Data organizations include non-engineers such as Data Analysts, BI Analysts, Statisticians and Data Scientists who develop transformations and support the business but are not trained engineers and only leverage some engineering practices.
Engineering - Dev/Prod
The Engineering team has strong requirements to keep the website (or App or other code) running as close to 100% of the time as possible. They also have requirements around keeping PII locked up and often severely restrict who has the permissions to query real production data. With this in mind they want a place where they can test code functionality before the code is deployed to production without using real production data.

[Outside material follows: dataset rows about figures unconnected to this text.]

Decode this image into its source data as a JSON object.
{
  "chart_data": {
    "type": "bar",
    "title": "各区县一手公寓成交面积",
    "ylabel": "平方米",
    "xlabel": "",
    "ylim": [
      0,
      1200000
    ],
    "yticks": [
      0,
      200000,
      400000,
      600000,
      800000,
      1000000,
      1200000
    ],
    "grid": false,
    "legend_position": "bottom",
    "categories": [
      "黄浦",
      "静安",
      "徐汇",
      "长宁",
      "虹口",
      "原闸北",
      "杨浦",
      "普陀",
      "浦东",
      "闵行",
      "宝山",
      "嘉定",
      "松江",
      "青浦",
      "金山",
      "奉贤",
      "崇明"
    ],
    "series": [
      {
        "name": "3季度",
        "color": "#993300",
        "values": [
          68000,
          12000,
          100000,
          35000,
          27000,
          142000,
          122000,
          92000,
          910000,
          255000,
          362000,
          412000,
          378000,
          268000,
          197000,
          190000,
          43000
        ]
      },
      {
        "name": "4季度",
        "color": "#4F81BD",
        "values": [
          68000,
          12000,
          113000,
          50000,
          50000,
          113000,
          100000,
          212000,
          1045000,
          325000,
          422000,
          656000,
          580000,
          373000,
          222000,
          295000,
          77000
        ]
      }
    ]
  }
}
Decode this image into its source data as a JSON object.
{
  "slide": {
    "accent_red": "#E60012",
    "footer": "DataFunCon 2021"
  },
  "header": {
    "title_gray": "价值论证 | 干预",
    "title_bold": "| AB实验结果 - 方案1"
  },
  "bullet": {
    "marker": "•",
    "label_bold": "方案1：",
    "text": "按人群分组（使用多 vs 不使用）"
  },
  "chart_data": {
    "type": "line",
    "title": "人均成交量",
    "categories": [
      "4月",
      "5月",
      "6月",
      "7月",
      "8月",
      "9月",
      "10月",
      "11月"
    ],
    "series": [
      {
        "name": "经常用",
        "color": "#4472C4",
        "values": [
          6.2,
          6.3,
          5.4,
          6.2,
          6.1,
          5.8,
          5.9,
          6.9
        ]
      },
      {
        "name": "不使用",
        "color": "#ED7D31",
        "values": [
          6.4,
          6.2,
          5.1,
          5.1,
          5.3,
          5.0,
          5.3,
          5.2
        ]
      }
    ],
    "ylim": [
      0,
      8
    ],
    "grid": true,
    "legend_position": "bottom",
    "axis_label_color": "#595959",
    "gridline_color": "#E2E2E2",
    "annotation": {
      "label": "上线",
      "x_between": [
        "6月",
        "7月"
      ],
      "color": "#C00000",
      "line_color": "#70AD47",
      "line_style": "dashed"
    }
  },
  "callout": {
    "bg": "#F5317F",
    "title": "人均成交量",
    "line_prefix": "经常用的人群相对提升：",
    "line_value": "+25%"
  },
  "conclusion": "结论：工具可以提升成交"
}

The Development environment is basically a free for all. There are often multiple environments for multiple teams to each test their slice of the code. Everything here is small and fast. Easy to deploy code, and easy to wipe out and start over. Sometimes this is as simple as running the entire system on the developers laptop.
To develop code a developer needs to query a database and the database needs something in it to return. So developers put mock data in a database with only a few hundred rows. That way the teams can use this test data to validate real functionality while still keeping the database small enough to fit on a laptop. This data is often updated manually in order to test individual use cases.

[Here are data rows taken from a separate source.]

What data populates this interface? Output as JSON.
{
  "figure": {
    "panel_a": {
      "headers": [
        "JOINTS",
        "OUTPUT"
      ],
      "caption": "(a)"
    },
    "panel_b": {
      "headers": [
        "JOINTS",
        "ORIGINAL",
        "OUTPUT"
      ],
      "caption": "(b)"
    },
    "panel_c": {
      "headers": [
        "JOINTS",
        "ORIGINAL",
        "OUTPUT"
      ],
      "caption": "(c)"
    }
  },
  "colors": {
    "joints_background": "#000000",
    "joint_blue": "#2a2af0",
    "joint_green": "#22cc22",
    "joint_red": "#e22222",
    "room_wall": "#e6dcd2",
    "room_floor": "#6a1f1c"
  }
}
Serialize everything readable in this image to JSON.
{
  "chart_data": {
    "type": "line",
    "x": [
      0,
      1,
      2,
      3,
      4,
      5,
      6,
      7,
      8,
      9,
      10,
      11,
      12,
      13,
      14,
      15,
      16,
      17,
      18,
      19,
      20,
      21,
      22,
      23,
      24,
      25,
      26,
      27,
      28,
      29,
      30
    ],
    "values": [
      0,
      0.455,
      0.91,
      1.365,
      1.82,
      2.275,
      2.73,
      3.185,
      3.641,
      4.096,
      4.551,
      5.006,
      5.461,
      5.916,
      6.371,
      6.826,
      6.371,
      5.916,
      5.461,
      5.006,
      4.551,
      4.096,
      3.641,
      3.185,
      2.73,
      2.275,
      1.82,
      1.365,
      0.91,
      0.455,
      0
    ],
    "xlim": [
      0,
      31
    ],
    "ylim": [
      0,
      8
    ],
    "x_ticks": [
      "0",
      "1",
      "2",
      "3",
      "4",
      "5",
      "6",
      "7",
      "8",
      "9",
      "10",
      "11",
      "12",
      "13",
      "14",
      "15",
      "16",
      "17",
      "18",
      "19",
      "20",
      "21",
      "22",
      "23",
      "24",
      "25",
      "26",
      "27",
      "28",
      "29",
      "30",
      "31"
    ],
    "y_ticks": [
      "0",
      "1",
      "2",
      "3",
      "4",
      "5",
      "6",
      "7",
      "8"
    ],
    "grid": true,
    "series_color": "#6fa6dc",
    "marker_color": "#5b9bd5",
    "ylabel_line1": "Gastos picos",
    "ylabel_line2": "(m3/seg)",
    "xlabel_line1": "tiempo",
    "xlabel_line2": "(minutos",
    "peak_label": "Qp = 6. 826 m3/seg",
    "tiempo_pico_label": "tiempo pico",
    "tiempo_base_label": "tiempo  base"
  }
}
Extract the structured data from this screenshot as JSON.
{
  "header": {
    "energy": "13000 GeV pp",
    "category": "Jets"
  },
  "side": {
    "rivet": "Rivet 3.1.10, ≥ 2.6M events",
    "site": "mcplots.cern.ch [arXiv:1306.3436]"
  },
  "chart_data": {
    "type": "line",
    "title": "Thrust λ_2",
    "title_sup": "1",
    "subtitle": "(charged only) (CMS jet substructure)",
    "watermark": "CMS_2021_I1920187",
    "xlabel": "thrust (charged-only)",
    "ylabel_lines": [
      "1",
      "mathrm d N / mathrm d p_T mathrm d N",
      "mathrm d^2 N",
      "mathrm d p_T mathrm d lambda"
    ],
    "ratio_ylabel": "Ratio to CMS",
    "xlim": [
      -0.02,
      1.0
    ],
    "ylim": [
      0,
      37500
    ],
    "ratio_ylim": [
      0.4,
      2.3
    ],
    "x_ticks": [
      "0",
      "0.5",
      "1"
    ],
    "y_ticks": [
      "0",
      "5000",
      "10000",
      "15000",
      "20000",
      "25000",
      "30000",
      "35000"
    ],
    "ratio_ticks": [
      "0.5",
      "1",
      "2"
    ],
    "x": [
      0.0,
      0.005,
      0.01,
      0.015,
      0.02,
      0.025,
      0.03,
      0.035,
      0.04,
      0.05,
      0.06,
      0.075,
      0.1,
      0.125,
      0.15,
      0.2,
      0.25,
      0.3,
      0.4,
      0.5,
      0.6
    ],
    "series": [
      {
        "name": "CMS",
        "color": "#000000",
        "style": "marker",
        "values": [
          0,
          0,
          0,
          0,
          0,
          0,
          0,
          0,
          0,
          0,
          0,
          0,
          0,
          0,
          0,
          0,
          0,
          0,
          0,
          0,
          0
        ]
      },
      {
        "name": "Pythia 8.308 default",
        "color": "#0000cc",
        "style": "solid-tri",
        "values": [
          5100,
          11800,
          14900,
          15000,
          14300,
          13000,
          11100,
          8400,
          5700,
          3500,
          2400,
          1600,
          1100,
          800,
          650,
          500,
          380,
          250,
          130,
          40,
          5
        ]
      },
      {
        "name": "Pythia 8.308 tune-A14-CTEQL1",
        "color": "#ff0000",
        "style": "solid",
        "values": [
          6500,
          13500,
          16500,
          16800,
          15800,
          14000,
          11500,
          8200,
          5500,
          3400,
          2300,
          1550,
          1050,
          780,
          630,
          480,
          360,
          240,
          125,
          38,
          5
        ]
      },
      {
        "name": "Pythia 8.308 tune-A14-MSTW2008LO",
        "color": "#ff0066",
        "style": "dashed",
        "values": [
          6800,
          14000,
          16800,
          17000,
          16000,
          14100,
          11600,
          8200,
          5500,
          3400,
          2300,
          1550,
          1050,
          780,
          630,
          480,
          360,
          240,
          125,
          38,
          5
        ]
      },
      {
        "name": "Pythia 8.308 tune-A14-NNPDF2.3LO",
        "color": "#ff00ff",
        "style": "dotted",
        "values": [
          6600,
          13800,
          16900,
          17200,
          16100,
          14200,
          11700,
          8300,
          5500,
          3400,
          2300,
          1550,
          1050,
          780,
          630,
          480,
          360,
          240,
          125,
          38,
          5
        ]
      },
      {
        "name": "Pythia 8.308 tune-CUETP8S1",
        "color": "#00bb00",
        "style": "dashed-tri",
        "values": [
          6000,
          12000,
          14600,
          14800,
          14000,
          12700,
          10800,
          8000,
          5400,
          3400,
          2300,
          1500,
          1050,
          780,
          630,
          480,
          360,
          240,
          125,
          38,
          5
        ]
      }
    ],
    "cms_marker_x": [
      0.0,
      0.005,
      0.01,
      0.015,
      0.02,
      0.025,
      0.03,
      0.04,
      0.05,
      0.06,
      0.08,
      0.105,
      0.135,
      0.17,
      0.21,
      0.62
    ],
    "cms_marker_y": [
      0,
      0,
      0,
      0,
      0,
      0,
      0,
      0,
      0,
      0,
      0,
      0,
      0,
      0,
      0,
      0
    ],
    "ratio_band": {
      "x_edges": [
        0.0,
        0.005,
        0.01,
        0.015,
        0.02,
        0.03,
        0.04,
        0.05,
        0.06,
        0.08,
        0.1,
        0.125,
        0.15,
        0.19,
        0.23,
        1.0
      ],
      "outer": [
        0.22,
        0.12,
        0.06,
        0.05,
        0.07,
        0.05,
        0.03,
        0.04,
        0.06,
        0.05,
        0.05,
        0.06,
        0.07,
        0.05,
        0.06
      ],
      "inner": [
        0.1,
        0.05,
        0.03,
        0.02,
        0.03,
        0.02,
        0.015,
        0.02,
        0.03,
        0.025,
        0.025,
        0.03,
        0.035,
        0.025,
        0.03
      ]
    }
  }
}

For Example, consider the construction of a web page to view orders. The developer may want to test a customer who has made zero orders, 3 orders, 1000 orders and various other corner cases to make sure the page looks as expected. In order to view how the webpage will look and to test the full page end to end system there needs to be data in the database to view.
Production runs across thousands of machines and queries databases containing Terabytes of data. A piece of code with invalid syntax can sometimes take down an entire website costing a business thousands or millions of dollars.
Typically code is not deployed to production unless it has been verified to have the desired functionality and to not break any existing code.
Often Prod has a little sibling - staging. Staging is the place where code about to be deployed can be tested. The Engineers want to be sure it's the same as production but with less data and less machines running so as to run cheaply. Staging is often a fragile environment but it's always stable right before a production deploy.
Data - Dev/Prod
Data teams typically work with 1 database filled with real data - one instance of Snowflake or Redshift or Greenplum. There is real data in that machine with all the benefits and risks that entails. This is the production environment. It's just the one database that all queries run against and where all the data is stored.
From the Engineering perspective this sounds risky. How is the data kept stable and consistent? How is code deployed and tested? How is PII locked down and inaccessible to query?
Data folks run queries against real data on a near constant basis. Both ETL development and ad-hoc queries have to be run against real data in order to account for historical idiosyncrasies. Essentially for both tasks, a bunch of queries are run and queries that need to run on a schedule are then scheduled.
Occasionally queries are run that are resource heavy and can slow down the production database, but this is rare and modern Data Engineers can cancel queries and restrict resource usage of individual accounts or optimize the performance of a scheduled query.
So what keeps the developer from accidentally overwriting the production data?
- Naming Conventions
- Storage of query results are usually stored to an ad-hoc location in the database, somewhere that can be deleted without repercussions to production, scheduled jobs.
- ETL Development and Ah-Hoc queries are typically run on the individual's own account which has limited permissions and cannot modify production data.
- Additional Servers
- Some data setups include a copy of the production database where development can occur.
- In the event of a catastrophic failure, production (or sometimes just a single table) could be recreated from a snapshot.